If you’ve purchased an Android smartphone or tablet then the chances are that it’s probably because you’re an experienced Android user who loves the platform, or a newcomer to Google’s mobile OS who has heard great things about what it offers. But have you ever wondered what it would be like to take an Android powered device and run Windows apps on it? Well, thanks to updates to CrossOver and Wine, you’ll soon be able to do just that.
The CrossOver and Wine platforms have been known for quite some time for allowing users to get Windows compatible software up and running on the ever increasingly popular Linux platform. It’s also already possible to get Android apps running on the Windows platform, and now, when the capability upgrades of both CrossOver and Wine are released later this year, the reverse will be possible with Windows apps being able to be executed directly on Android-powered devices.

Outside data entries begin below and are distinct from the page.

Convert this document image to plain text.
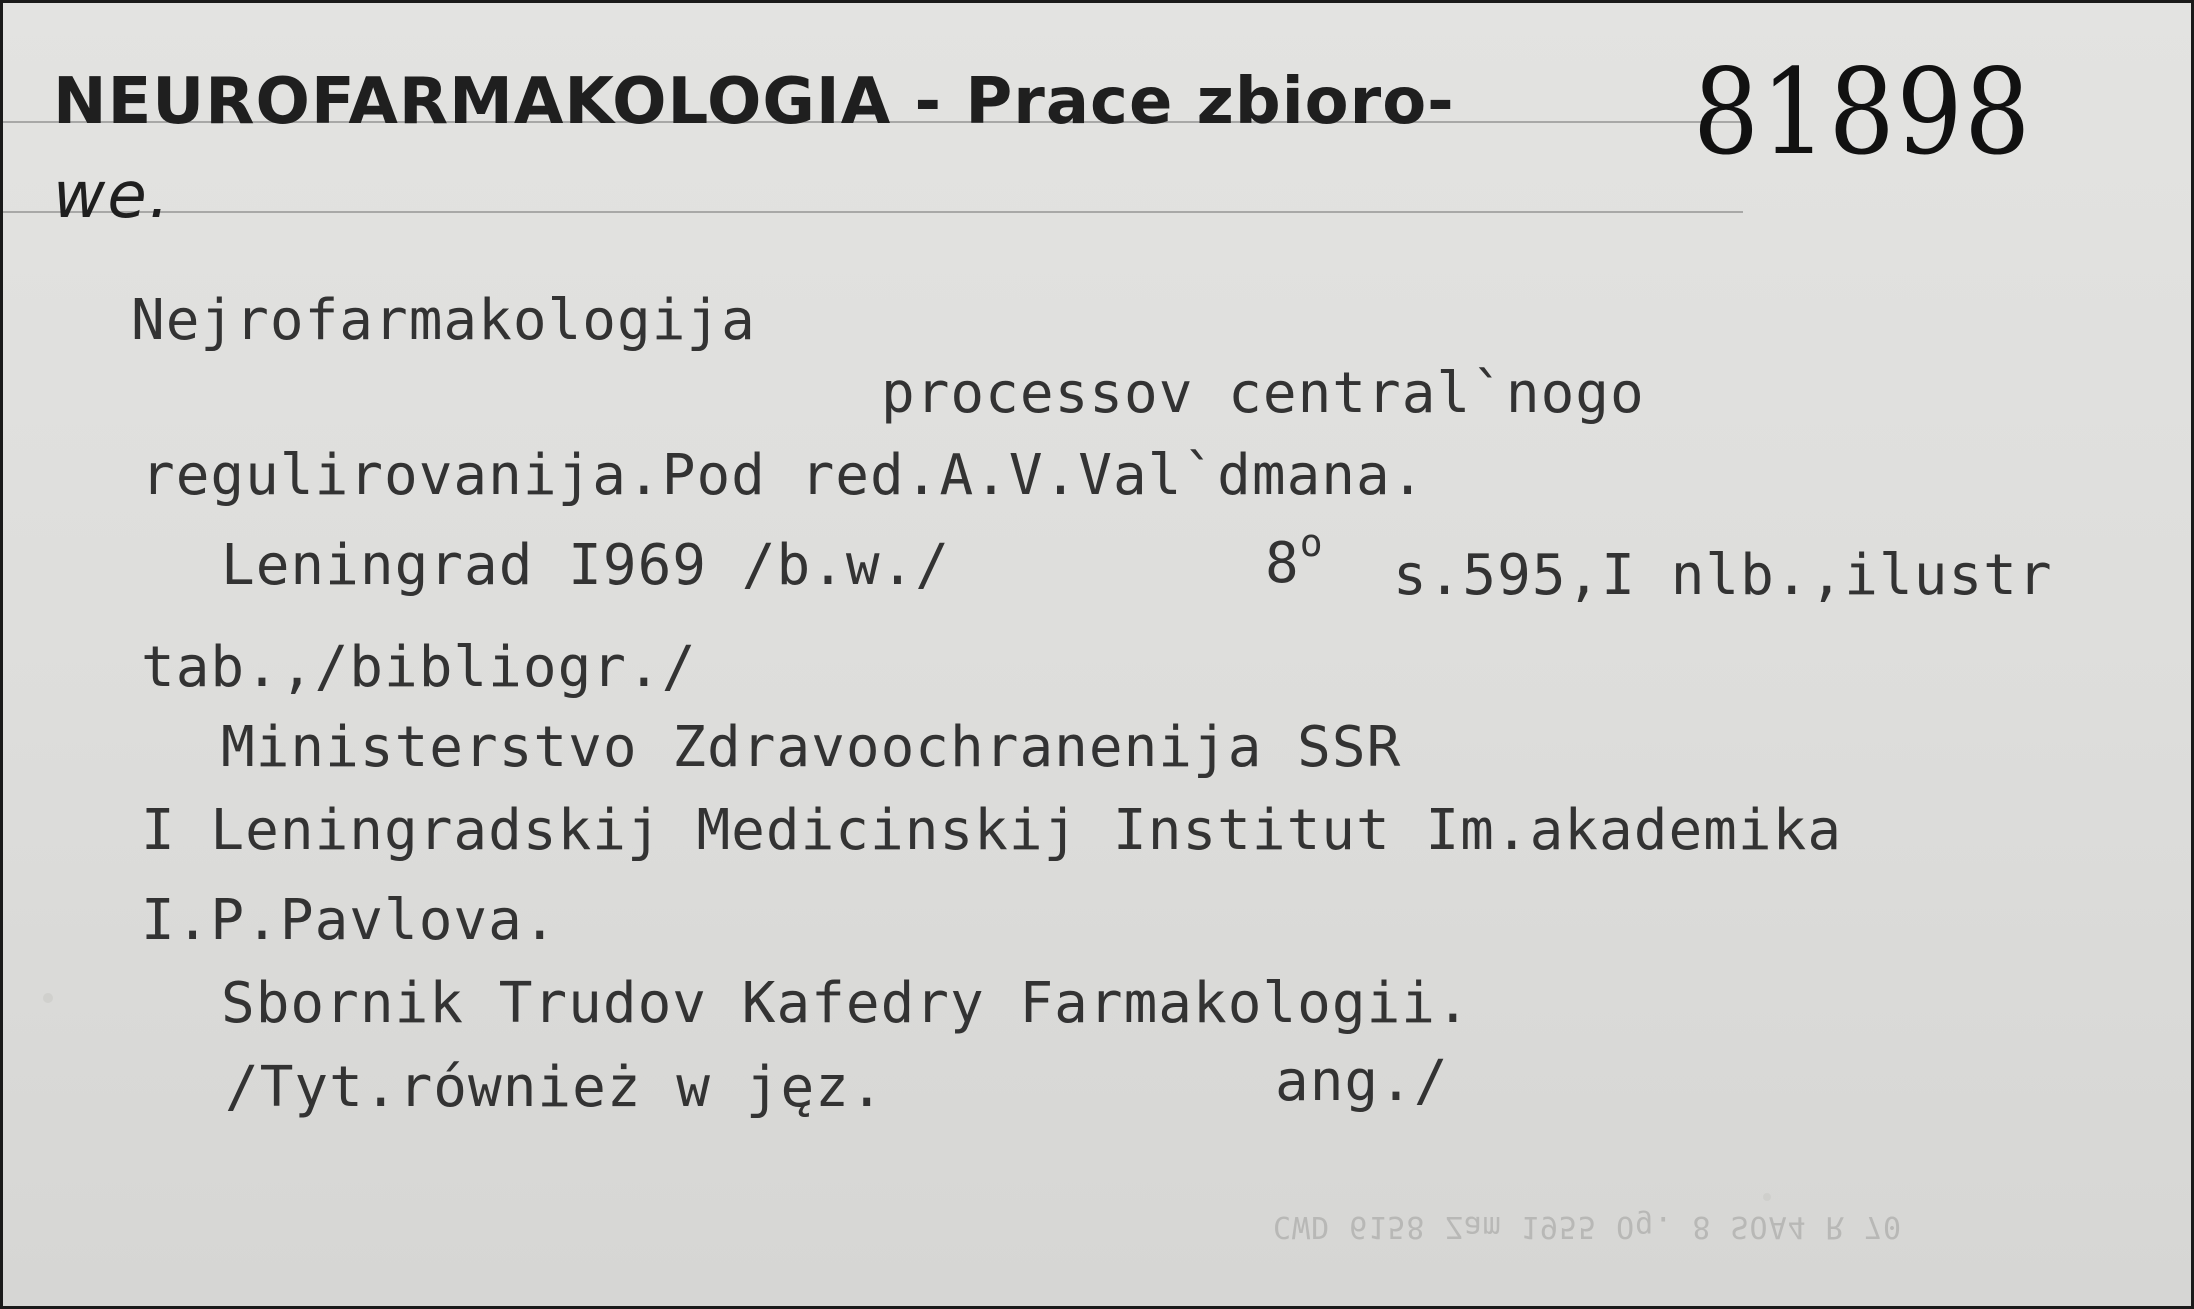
NEUROFARMAKOLOGIA - Prace zbioro-
we.
81898
Nejrofarmakologija
processov central`nogo
regulirovanija.Pod red.A.V.Val`dmana.
Leningrad I969 /b.w./	8$^o$ s.595,I nlb.,ilustr
tab.,/bibliogr./
Ministerstvo Zdravoochranenija SSR
I Leningradskij Medicinskij Institut Im.akademika
I.P.Pavlova.
Sbornik Trudov Kafedry Farmakologii.
/Tyt.również w jęz.	ang./
CWD 6158 Zam 1955 Og. 8 SOA4 R 70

CodeWeavers, who function as the developers behind the CrossOver offering, have announced a tech preview of CrossOver for Android. The company has announced that the platform will be available before the end of the year, with interested parties able to sign up for notifications for when it is launched. The patches provided for the project will also be published directly to the Wine open-source project, with additional builds of Wine for Android potentially arriving shortly after that.
Before you Android owners out there go getting excited about the prospect, it does come with certain caveats, as you might expect. Both the updated CrossOver and Wine will require an Android x86 device to function, which is an Android hardware with an internal Intel or AMD processor. The more mainstream Android hardware that come complete with ARM processors sadly won’t be compatible with the two upgraded projects.
In addition to the hardware considerations, the whole idea of running Windows apps on an Android device churns up some problematic areas. A lot of apps that are available won’t take too kindly to being forced too work with a multi-touch display and virtual keyboard rather than the physical board and mouse that it was intended for. Still, it’s Windows running on Android hardware. That’s surely got to be worth a look, right?